HOUSTON — Five years after Enron Corp. filed for bankruptcy, "Enron — The Musical" opened here Friday, 2 1/2 hours of toe-tapping songs immortalizing the collapse of the seventh-largest company in America.

Although the Enron debacle is a sensitive subject in a city still stinging from lost jobs and retirement savings, the show's author, Mark Fraser, is gambling that at this point Houstonians are ready to laugh a little. "We're making fun of what happened, but it's also in part a satire about greed and corruption," he said.

Some theatergoers Friday night said they bought the $25 tickets to the show on the strength of its name alone. "I guess it's a little perverted to come here and laugh at something like Enron, but at some point it's therapeutic," said Cathy Henderson, a fundraiser for a nonprofit organization.

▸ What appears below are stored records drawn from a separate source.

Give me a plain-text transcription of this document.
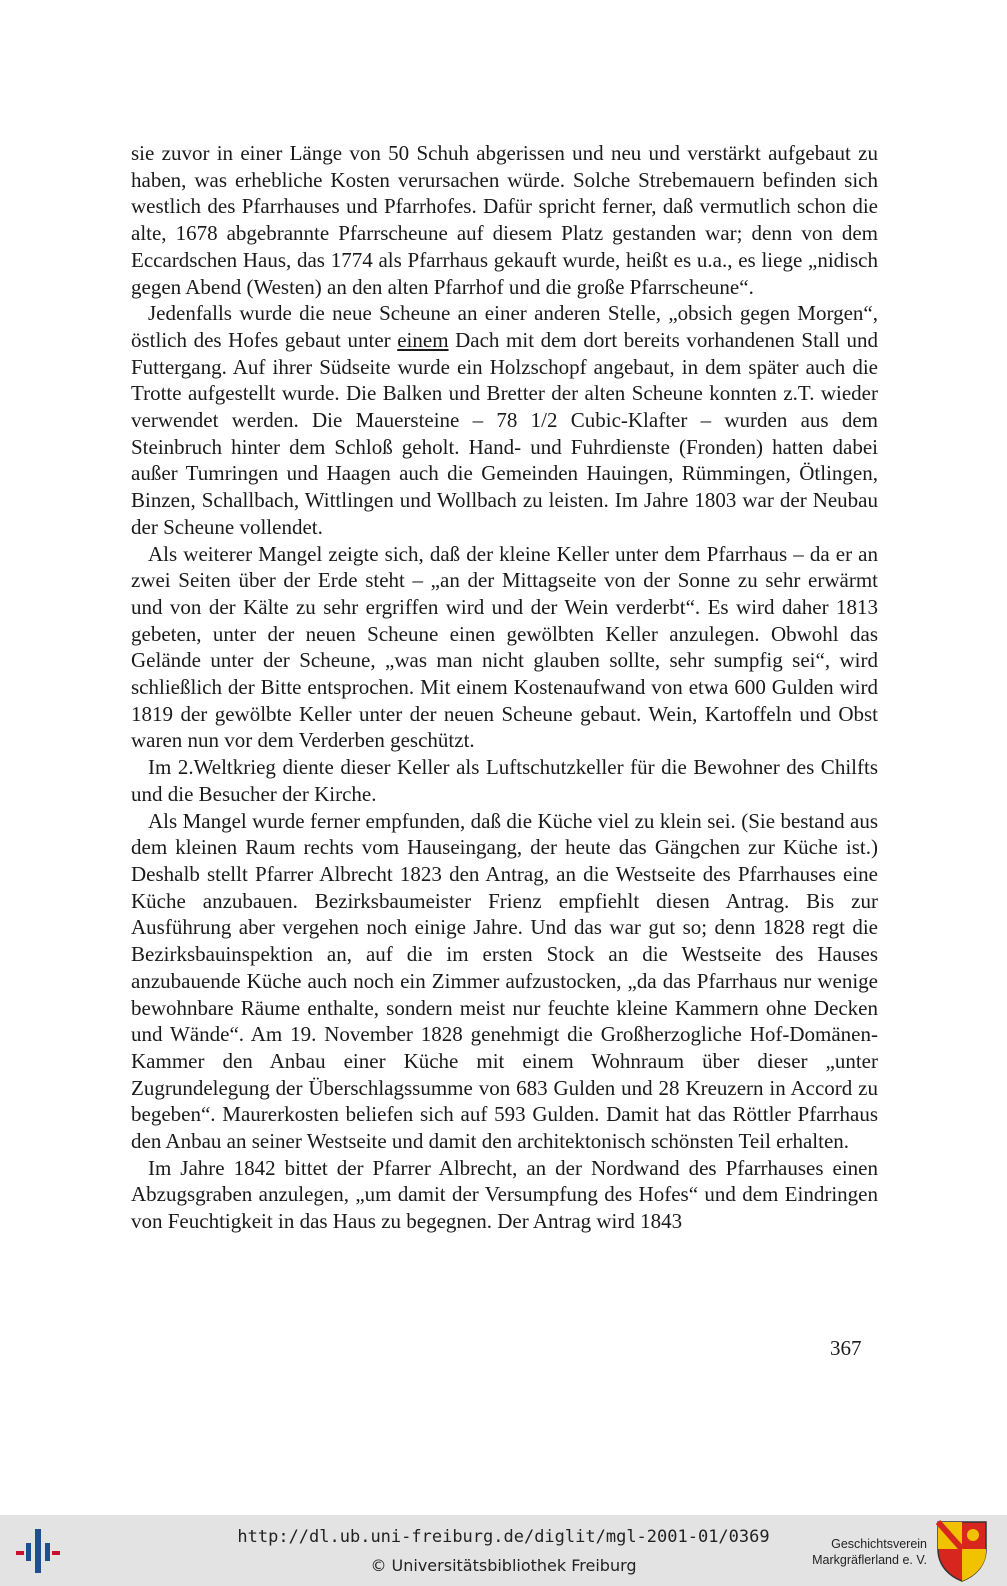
sie zuvor in einer Länge von 50 Schuh abgerissen und neu und verstärkt aufgebaut zu haben, was erhebliche Kosten verursachen würde. Solche Strebemauern befinden sich westlich des Pfarrhauses und Pfarrhofes. Dafür spricht ferner, daß vermutlich schon die alte, 1678 abgebrannte Pfarrscheune auf diesem Platz gestanden war; denn von dem Eccardschen Haus, das 1774 als Pfarrhaus gekauft wurde, heißt es u.a., es liege „nidisch gegen Abend (Westen) an den alten Pfarrhof und die große Pfarrscheune“.

Jedenfalls wurde die neue Scheune an einer anderen Stelle, „obsich gegen Morgen“, östlich des Hofes gebaut unter einem Dach mit dem dort bereits vorhandenen Stall und Futtergang. Auf ihrer Südseite wurde ein Holzschopf angebaut, in dem später auch die Trotte aufgestellt wurde. Die Balken und Bretter der alten Scheune konnten z.T. wieder verwendet werden. Die Mauersteine – 78 1/2 Cubic-Klafter – wurden aus dem Steinbruch hinter dem Schloß geholt. Hand- und Fuhrdienste (Fronden) hatten dabei außer Tumringen und Haagen auch die Gemeinden Hauingen, Rümmingen, Ötlingen, Binzen, Schallbach, Wittlingen und Wollbach zu leisten. Im Jahre 1803 war der Neubau der Scheune vollendet.

Als weiterer Mangel zeigte sich, daß der kleine Keller unter dem Pfarrhaus – da er an zwei Seiten über der Erde steht – „an der Mittagseite von der Sonne zu sehr erwärmt und von der Kälte zu sehr ergriffen wird und der Wein verderbt“. Es wird daher 1813 gebeten, unter der neuen Scheune einen gewölbten Keller anzulegen. Obwohl das Gelände unter der Scheune, „was man nicht glauben sollte, sehr sumpfig sei“, wird schließlich der Bitte entsprochen. Mit einem Kostenaufwand von etwa 600 Gulden wird 1819 der gewölbte Keller unter der neuen Scheune gebaut. Wein, Kartoffeln und Obst waren nun vor dem Verderben geschützt.

Im 2.Weltkrieg diente dieser Keller als Luftschutzkeller für die Bewohner des Chilfts und die Besucher der Kirche.

Als Mangel wurde ferner empfunden, daß die Küche viel zu klein sei. (Sie bestand aus dem kleinen Raum rechts vom Hauseingang, der heute das Gängchen zur Küche ist.) Deshalb stellt Pfarrer Albrecht 1823 den Antrag, an die Westseite des Pfarrhauses eine Küche anzubauen. Bezirksbaumeister Frienz empfiehlt diesen Antrag. Bis zur Ausführung aber vergehen noch einige Jahre. Und das war gut so; denn 1828 regt die Bezirksbauinspektion an, auf die im ersten Stock an die Westseite des Hauses anzubauende Küche auch noch ein Zimmer aufzustocken, „da das Pfarrhaus nur wenige bewohnbare Räume enthalte, sondern meist nur feuchte kleine Kammern ohne Decken und Wände“. Am 19. November 1828 genehmigt die Großherzogliche Hof-Domänen-Kammer den Anbau einer Küche mit einem Wohnraum über dieser „unter Zugrundelegung der Überschlagssumme von 683 Gulden und 28 Kreuzern in Accord zu begeben“. Maurerkosten beliefen sich auf 593 Gulden. Damit hat das Röttler Pfarrhaus den Anbau an seiner Westseite und damit den architektonisch schönsten Teil erhalten.

Im Jahre 1842 bittet der Pfarrer Albrecht, an der Nordwand des Pfarrhauses einen Abzugsgraben anzulegen, „um damit der Versumpfung des Hofes“ und dem Eindringen von Feuchtigkeit in das Haus zu begegnen. Der Antrag wird 1843

367
http://dl.ub.uni-freiburg.de/diglit/mgl-2001-01/0369
© Universitätsbibliothek Freiburg
Geschichtsverein
Markgräflerland e. V.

Now that the top three Enron executives have been tried and convicted, "The worst is behind us," she said. "After all the trials, it's cathartic to try to find some humor in this."

The idea for an Enron musical grew out of some comedy sketches Fraser wrote for a show at the Houston Press Club. Four years later, he had a 160-page script and a story line set to Broadway tunes.

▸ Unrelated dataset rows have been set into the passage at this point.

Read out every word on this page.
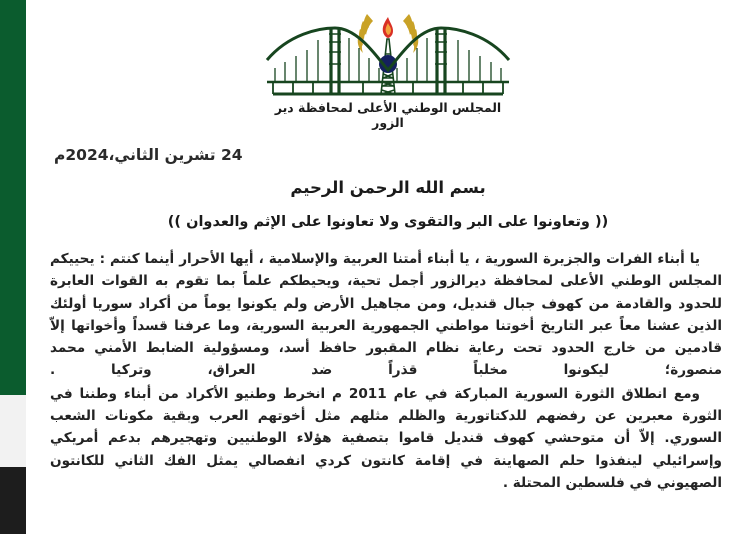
المجلس الوطني الأعلى لمحافظة دير الزور
24 تشرين الثاني،2024م
بسم الله الرحمن الرحيم
(( وتعاونوا على البر والتقوى ولا تعاونوا على الإثم والعدوان ))

يا أبناء الفرات والجزيرة السورية ، يا أبناء أمتنا العربية والإسلامية ، أيها الأحرار أينما كنتم : يحييكم المجلس الوطني الأعلى لمحافظة ديرالزور أجمل تحية، ويحيطكم علماً بما تقوم به القوات العابرة للحدود والقادمة من كهوف جبال قنديل، ومن مجاهيل الأرض ولم يكونوا يوماً من أكراد سوريا أولئك الذين عشنا معاً عبر التاريخ أخوتنا مواطني الجمهورية العربية السورية، وما عرفنا قسداً وأخواتها إلاّ قادمين من خارج الحدود تحت رعاية نظام المقبور حافظ أسد، ومسؤولية الضابط الأمني محمد منصورة؛ ليكونوا مخلباً قذراً ضد العراق، وتركيا .

ومع انطلاق الثورة السورية المباركة في عام 2011 م انخرط وطنيو الأكراد من أبناء وطننا في الثورة معبرين عن رفضهم للدكتاتورية والظلم مثلهم مثل أخوتهم العرب وبقية مكونات الشعب السوري. إلاّ أن متوحشي كهوف قنديل قاموا بتصفية هؤلاء الوطنيين وتهجيرهم بدعم أمريكي وإسرائيلي لينفذوا حلم الصهاينة في إقامة كانتون كردي انفصالي يمثل الفك الثاني للكانتون الصهيوني في فلسطين المحتلة .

The opening scene shows employees of the Arthur Andersen accounting firm destroying evidence while singing "The Sound of Shredding" to the tune of "The Sound of Music." Much later, the character of Ken Lay, Enron's late founder, sings "Get Me to the Court on Time" ("I'm getting indicted in the morning ... "). An unrepentant Jeffrey Skilling, Enron's one-time chief executive, asks "How Do You Solve a Problem Like Jeff Skilling?" And so on.

Fraser, who works by day as a manufacturer's representative for a janitorial-supply company, sank $25,000 of his savings into the production. While money was no object for freewheeling Enron executives, the musical chronicling their excesses runs on a budget. For instance, with six performances scheduled over two weeks, elaborate sets weren't in the cards: Enron's corporate demise is played out on the set of the theater's current production, a children's show called "Santa's Magic Timepiece."

Six local actors play dozens of parts in scenes that trace the history of Enron from the early years to its 2001 collapse. Fraser said he spent about 100 hours on "Prime Time for Skilling" (sung to "Springtime for Hitler") to make sure that it — like the rest of the play — was historically accurate. "Not everyone in Houston knows everything about Enron," he said. "This is something they can look at, and laugh and learn."